Copy editing is usually provided by a publishing house, and is a thorough process whereby the content of the text is checked for consistency, accuracy, layout, and coherence. It may involve some rewriting. Many self-publishers do this themselves after writing a first draft, but can be ‘blind’ to errors as they are so familiar with the content.
For technical or specialised manuscripts it may be necessary to employ someone who is experienced in the relevant field.
Proofreading is the last step before publication, and involves close and careful scrutiny of the text in order to correct errors in spelling, punctuation, grammar and format. The content itself is assumed to be correct, and the proofreader works line by line to find and correct errors. For online manuscripts, this is done with Microsoft’s ‘Track Changes’, so that the author can clearly see the suggested corrections, and choose whether to accept or reject them. With the popularity of self-publishing growing day by day, this is a step which many new authors neglect, and which unfortunately can lead to poor reviews.
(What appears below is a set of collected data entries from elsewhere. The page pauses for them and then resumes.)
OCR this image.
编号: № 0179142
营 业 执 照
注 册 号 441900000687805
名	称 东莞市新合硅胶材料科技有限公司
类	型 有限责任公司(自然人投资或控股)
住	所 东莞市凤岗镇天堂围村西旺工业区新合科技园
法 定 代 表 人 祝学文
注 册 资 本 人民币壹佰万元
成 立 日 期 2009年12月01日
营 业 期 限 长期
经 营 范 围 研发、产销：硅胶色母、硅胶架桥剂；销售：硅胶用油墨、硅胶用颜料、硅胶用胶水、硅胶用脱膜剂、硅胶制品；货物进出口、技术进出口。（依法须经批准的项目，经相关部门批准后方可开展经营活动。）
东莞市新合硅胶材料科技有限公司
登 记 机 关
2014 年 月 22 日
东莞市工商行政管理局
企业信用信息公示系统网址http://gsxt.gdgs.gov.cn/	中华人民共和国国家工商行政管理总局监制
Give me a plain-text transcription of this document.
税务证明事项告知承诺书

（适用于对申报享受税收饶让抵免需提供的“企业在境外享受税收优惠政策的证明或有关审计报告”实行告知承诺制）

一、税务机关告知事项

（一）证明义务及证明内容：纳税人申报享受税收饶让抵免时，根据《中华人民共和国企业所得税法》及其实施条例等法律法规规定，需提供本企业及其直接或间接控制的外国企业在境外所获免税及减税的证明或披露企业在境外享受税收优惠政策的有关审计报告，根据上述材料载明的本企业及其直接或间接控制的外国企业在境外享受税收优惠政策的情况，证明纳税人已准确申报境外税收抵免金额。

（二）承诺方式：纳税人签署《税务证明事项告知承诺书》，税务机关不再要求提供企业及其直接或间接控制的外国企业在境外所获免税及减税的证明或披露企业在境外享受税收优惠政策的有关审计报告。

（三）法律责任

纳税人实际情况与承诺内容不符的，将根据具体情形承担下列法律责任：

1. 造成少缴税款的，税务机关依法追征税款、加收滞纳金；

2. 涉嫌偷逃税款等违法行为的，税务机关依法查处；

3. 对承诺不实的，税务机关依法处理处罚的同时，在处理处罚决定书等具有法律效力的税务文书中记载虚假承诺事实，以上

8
A beta reader is someone who reads your work (usually fiction), and gives feedback on it as a whole. They may look at issues such as characterisation, check for plot holes and so on. There are some offering this service for a low cost, or even free, and many are peer-to-peer arrangements. However, you should remember that they are not professional proofreaders or copy editors. Although an outside critique of your work may be enlightening and useful, it cannot take the place of having a professional check your work.